Scientists find new way to reduce risk of future heart attacks

In a new study, researchers found patients who have had emergency heart attack treatment with heart artery stenting—and have significant narrowings in their other untreated arteries—can benefit from additional stenting to help prevent future heart attacks.

The research was conducted by a team from the University of Sheffield.

A stent is a tiny mesh tube that is inserted into affected, or clogged, arteries and expands to keep them open, reducing the chance of further heart attacks by allowing the blood to flow more freely around the heart.

In the study, the team examined over 700 UK patients and showed that patients who underwent routine additional stenting had a lower risk of further heart attacks or heart-related death, compared to those who had just usual tablet treatment for managing the untreated narrowings.

These patients also had less than one-fifth the risk of needing further emergency treatment for their heart arteries in the future.

As part of the international clinical trial of over 4000 patients, an additional analysis of the study examined whether the timing of the second stenting procedure—either during the same hospital admission or as a later outpatient procedure—was important in achieving the beneficial effects.

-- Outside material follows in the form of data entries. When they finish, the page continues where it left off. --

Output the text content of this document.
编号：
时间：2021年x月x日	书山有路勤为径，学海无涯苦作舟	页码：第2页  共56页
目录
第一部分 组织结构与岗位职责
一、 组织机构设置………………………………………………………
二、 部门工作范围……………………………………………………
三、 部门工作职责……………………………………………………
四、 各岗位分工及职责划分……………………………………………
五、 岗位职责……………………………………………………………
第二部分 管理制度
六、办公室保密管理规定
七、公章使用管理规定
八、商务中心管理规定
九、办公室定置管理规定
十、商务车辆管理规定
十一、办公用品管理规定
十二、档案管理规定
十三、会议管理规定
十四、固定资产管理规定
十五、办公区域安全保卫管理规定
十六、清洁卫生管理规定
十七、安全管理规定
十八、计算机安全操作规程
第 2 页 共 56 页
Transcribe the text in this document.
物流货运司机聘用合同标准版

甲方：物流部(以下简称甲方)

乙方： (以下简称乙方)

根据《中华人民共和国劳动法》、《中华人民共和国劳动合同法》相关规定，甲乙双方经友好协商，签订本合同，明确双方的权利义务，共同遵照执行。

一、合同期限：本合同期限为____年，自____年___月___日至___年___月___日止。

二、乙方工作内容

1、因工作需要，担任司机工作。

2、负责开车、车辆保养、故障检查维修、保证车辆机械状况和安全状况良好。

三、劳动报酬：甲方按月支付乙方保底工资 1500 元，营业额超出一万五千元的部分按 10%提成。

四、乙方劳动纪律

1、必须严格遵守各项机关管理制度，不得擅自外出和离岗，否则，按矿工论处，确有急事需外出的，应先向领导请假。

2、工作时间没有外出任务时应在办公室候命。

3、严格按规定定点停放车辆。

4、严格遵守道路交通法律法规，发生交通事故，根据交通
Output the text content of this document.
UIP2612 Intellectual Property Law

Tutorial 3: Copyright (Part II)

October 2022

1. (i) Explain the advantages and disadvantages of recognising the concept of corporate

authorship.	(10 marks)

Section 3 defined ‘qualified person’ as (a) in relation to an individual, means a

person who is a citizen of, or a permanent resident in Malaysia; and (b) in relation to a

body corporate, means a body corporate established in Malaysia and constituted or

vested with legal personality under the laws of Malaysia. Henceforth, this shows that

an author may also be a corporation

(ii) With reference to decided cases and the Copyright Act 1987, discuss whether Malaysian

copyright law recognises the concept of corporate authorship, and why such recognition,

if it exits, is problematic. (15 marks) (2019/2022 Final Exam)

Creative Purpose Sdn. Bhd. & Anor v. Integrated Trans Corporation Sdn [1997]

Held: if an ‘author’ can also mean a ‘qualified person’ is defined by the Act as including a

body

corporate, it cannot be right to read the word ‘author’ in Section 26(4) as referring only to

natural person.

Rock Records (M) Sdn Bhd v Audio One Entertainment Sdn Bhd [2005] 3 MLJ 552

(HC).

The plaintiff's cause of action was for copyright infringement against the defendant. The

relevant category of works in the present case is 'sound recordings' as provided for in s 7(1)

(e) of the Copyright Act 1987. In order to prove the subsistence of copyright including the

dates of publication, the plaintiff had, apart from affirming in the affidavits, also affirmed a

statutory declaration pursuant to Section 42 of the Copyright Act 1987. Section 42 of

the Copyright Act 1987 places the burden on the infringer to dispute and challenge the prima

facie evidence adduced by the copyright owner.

Similar benefits were seen regardless of whether the second procedure was performed as an in-patient or within six weeks as an outpatient.

The team says scientists have made huge strides in the treatment of heart attack over the last 20 years with the development of new drugs and new stents continuously improving the effectiveness of heart artery stenting.

The current study shows that further stenting should be the standard treatment for these patients whenever feasible.

The lead author of the study is Rob Storey, Professor of Cardiology at the University of Sheffield.

The study is published in the New England Journal of Medicine.